Muhaimin menjelaskan program ini juga untuk mencapai target angka kemiskinan ekstrem 0% pada 2026 sesuai Inpres Nomor 8 Tahun 2025 tentang Optimalisasi Pelaksanaan Pengentasan Kemiskinan dan Penghapusan Kemiskinan Ekstrem.
Lebih jauh, ia menyebut program reforma agraria untuk masyarakat miskin ekstrem ini adalah bukti perubahan paradigma pengentasan kemiskinan dibawah kepemimpinan Presiden Prabowo Subianto.
Kini, paradigma pengentasan kemiskinan dibawah Presiden Prabowo tidak hanya menitikberatkan kepada pemberian bantuan sosial tetapi upaya pemberdayaan.
“Salah satu cara penanggulangan kemiskinan yang paling bagus dan berjangka menengah panjang adalah distribusi aset kepemilikan produksi, yaitu tanah,” ujarnya.
Di sisi lain, pria yang karib disapa Cak Imin itu memastikan pelaksanaan program akan dicocokkan dengan sebaran masyarakat miskin ekstrem dan lokasi TORA. Ini untuk memastikan program berjalan efektif dan tepat sasaran.
Baca Juga
Menteri Nusron: Komersialisasi Tanah Wakaf Belum Diputuskan, Tunggu PP Terbit
Menteri ATR/Kepala BPN Nusron Wahid dalam kesempatan yang sama menyampaikan, pihaknya optimistis target 1 juta masyarakat miskin ekstrem menerima Tanah Objek Reforma Agraria dapat terlaksana secara efektif.

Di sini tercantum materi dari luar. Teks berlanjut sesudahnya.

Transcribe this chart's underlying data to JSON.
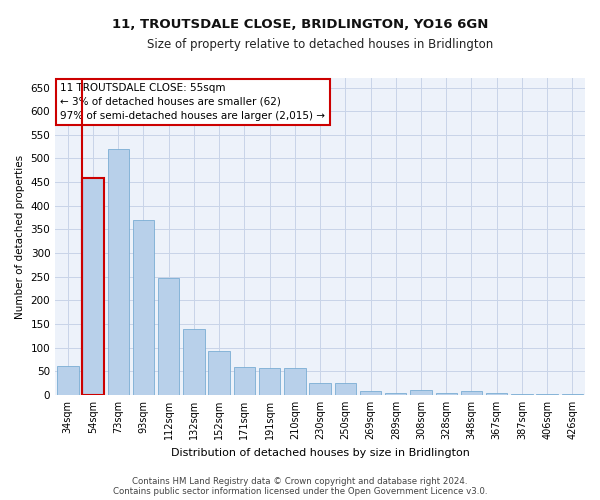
{
  "title": "11, TROUTSDALE CLOSE, BRIDLINGTON, YO16 6GN",
  "subtitle": "Size of property relative to detached houses in Bridlington",
  "xlabel": "Distribution of detached houses by size in Bridlington",
  "ylabel": "Number of detached properties",
  "categories": [
    "34sqm",
    "54sqm",
    "73sqm",
    "93sqm",
    "112sqm",
    "132sqm",
    "152sqm",
    "171sqm",
    "191sqm",
    "210sqm",
    "230sqm",
    "250sqm",
    "269sqm",
    "289sqm",
    "308sqm",
    "328sqm",
    "348sqm",
    "367sqm",
    "387sqm",
    "406sqm",
    "426sqm"
  ],
  "values": [
    62,
    458,
    520,
    370,
    248,
    140,
    93,
    60,
    57,
    57,
    25,
    25,
    8,
    5,
    10,
    5,
    8,
    5,
    3,
    3,
    3
  ],
  "bar_color": "#b8d0ea",
  "bar_edge_color": "#7aadd4",
  "highlight_bar_index": 1,
  "highlight_edge_color": "#cc0000",
  "marker_line_color": "#cc0000",
  "ylim": [
    0,
    670
  ],
  "yticks": [
    0,
    50,
    100,
    150,
    200,
    250,
    300,
    350,
    400,
    450,
    500,
    550,
    600,
    650
  ],
  "annotation_title": "11 TROUTSDALE CLOSE: 55sqm",
  "annotation_line1": "← 3% of detached houses are smaller (62)",
  "annotation_line2": "97% of semi-detached houses are larger (2,015) →",
  "annotation_box_color": "#ffffff",
  "annotation_box_edge_color": "#cc0000",
  "footer_line1": "Contains HM Land Registry data © Crown copyright and database right 2024.",
  "footer_line2": "Contains public sector information licensed under the Open Government Licence v3.0.",
  "grid_color": "#c8d4e8",
  "background_color": "#edf2fa"
}
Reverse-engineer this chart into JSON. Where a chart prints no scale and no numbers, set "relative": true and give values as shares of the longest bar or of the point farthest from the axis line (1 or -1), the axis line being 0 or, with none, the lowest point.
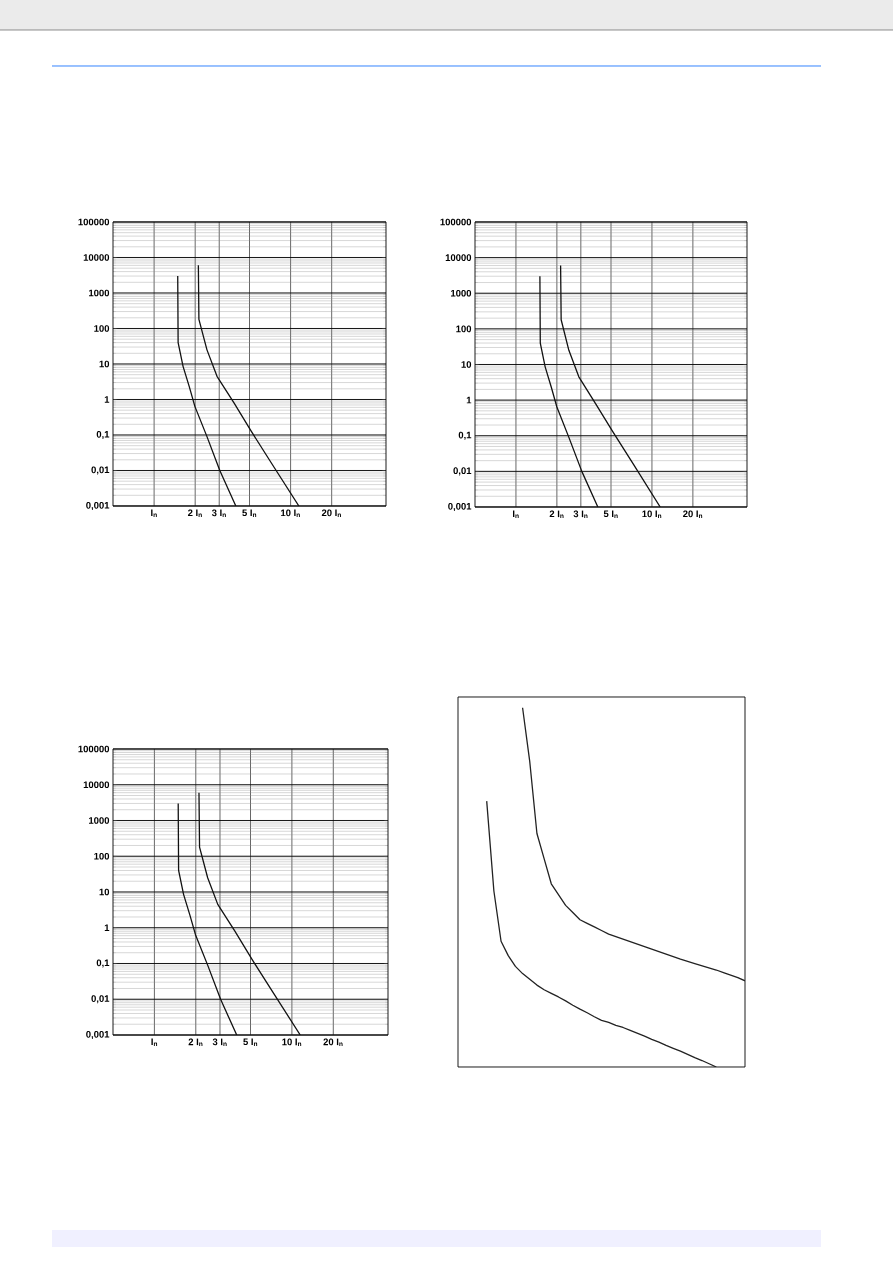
{
  "chart_data": [
    {
      "type": "line",
      "log": "xy",
      "xlim": [
        0.5,
        50
      ],
      "ylim": [
        0.001,
        100000
      ],
      "grid": true,
      "xticks": [
        {
          "value": 1,
          "label": "I$_{n}$"
        },
        {
          "value": 2,
          "label": "2 I$_{n}$"
        },
        {
          "value": 3,
          "label": "3 I$_{n}$"
        },
        {
          "value": 5,
          "label": "5 I$_{n}$"
        },
        {
          "value": 10,
          "label": "10 I$_{n}$"
        },
        {
          "value": 20,
          "label": "20 I$_{n}$"
        }
      ],
      "yticks": [
        {
          "value": 0.001,
          "label": "0,001"
        },
        {
          "value": 0.01,
          "label": "0,01"
        },
        {
          "value": 0.1,
          "label": "0,1"
        },
        1,
        10,
        100,
        1000,
        10000,
        100000
      ],
      "series": [
        {
          "color": "#111111",
          "x": [
            1.49,
            1.5,
            1.63,
            1.81,
            1.99,
            2.44,
            3.03,
            3.97
          ],
          "values": [
            3000,
            40,
            8.6,
            2.3,
            0.64,
            0.09,
            0.01,
            0.001
          ]
        },
        {
          "color": "#111111",
          "x": [
            2.11,
            2.13,
            2.44,
            2.89,
            3.85,
            5.13,
            7.25,
            11.5
          ],
          "values": [
            6000,
            180,
            25,
            4.5,
            0.8,
            0.13,
            0.016,
            0.001
          ]
        }
      ]
    },
    {
      "type": "line",
      "log": "xy",
      "xlim": [
        0.5,
        50
      ],
      "ylim": [
        0.001,
        100000
      ],
      "grid": true,
      "xticks": [
        {
          "value": 1,
          "label": "I$_{n}$"
        },
        {
          "value": 2,
          "label": "2 I$_{n}$"
        },
        {
          "value": 3,
          "label": "3 I$_{n}$"
        },
        {
          "value": 5,
          "label": "5 I$_{n}$"
        },
        {
          "value": 10,
          "label": "10 I$_{n}$"
        },
        {
          "value": 20,
          "label": "20 I$_{n}$"
        }
      ],
      "yticks": [
        {
          "value": 0.001,
          "label": "0,001"
        },
        {
          "value": 0.01,
          "label": "0,01"
        },
        {
          "value": 0.1,
          "label": "0,1"
        },
        1,
        10,
        100,
        1000,
        10000,
        100000
      ],
      "series": [
        {
          "color": "#111111",
          "x": [
            1.5,
            1.51,
            1.64,
            1.82,
            2.0,
            2.45,
            3.05,
            4.0
          ],
          "values": [
            3000,
            40,
            8.6,
            2.3,
            0.64,
            0.09,
            0.01,
            0.001
          ]
        },
        {
          "color": "#111111",
          "x": [
            2.13,
            2.15,
            2.45,
            2.9,
            3.85,
            5.15,
            7.3,
            11.5
          ],
          "values": [
            6000,
            180,
            25,
            4.5,
            0.8,
            0.13,
            0.016,
            0.001
          ]
        }
      ]
    },
    {
      "type": "line",
      "log": "xy",
      "xlim": [
        0.5,
        50
      ],
      "ylim": [
        0.001,
        100000
      ],
      "grid": true,
      "xticks": [
        {
          "value": 1,
          "label": "I$_{n}$"
        },
        {
          "value": 2,
          "label": "2 I$_{n}$"
        },
        {
          "value": 3,
          "label": "3 I$_{n}$"
        },
        {
          "value": 5,
          "label": "5 I$_{n}$"
        },
        {
          "value": 10,
          "label": "10 I$_{n}$"
        },
        {
          "value": 20,
          "label": "20 I$_{n}$"
        }
      ],
      "yticks": [
        {
          "value": 0.001,
          "label": "0,001"
        },
        {
          "value": 0.01,
          "label": "0,01"
        },
        {
          "value": 0.1,
          "label": "0,1"
        },
        1,
        10,
        100,
        1000,
        10000,
        100000
      ],
      "series": [
        {
          "color": "#111111",
          "x": [
            1.49,
            1.5,
            1.63,
            1.81,
            1.99,
            2.44,
            3.03,
            3.97
          ],
          "values": [
            3000,
            40,
            8.6,
            2.3,
            0.64,
            0.09,
            0.01,
            0.001
          ]
        },
        {
          "color": "#111111",
          "x": [
            2.11,
            2.13,
            2.44,
            2.89,
            3.85,
            5.13,
            7.25,
            11.5
          ],
          "values": [
            6000,
            180,
            25,
            4.5,
            0.8,
            0.13,
            0.016,
            0.001
          ]
        }
      ]
    },
    {
      "type": "line",
      "relative": true,
      "categories": [
        null,
        null,
        null,
        null,
        null,
        null,
        null,
        null,
        null,
        null,
        null,
        null,
        null,
        null,
        null,
        null,
        null,
        null,
        null,
        null,
        null,
        null,
        null,
        null,
        null,
        null,
        null,
        null,
        null,
        null,
        null,
        null,
        null,
        null,
        null,
        null,
        null,
        null,
        null,
        null,
        null
      ],
      "series": [
        {
          "color": "#222222",
          "values": [
            null,
            null,
            null,
            null,
            0.74,
            0.49,
            0.35,
            0.31,
            0.28,
            0.26,
            0.244,
            0.228,
            0.215,
            0.205,
            0.195,
            0.184,
            0.172,
            0.161,
            0.151,
            0.14,
            0.13,
            0.124,
            0.116,
            0.11,
            0.102,
            0.094,
            0.086,
            0.077,
            0.069,
            0.06,
            0.052,
            0.044,
            0.035,
            0.026,
            0.018,
            0.009,
            0,
            null,
            null,
            null,
            null
          ]
        },
        {
          "color": "#222222",
          "values": [
            null,
            null,
            null,
            null,
            null,
            null,
            null,
            null,
            null,
            1,
            0.85,
            0.65,
            0.58,
            0.51,
            0.48,
            0.45,
            0.43,
            0.41,
            0.4,
            0.39,
            0.38,
            0.37,
            0.363,
            0.356,
            0.349,
            0.342,
            0.335,
            0.328,
            0.321,
            0.314,
            0.307,
            0.3,
            0.294,
            0.288,
            0.282,
            0.276,
            0.27,
            0.263,
            0.256,
            0.249,
            0.24
          ]
        }
      ]
    }
  ]
}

Terlebih, program ini akan mengkoordinasikan sejumlah Kementerian/ Lembaga terkait di bawah koordinasi Menko PM Muhaimin Iskandar sesuai mandat Inpres 8/2025.
“Kami menyiapkan lahannya beliau yang mengkoordinasi karena memang tugas Pak Menko yang melakukan itu,” ujar dia.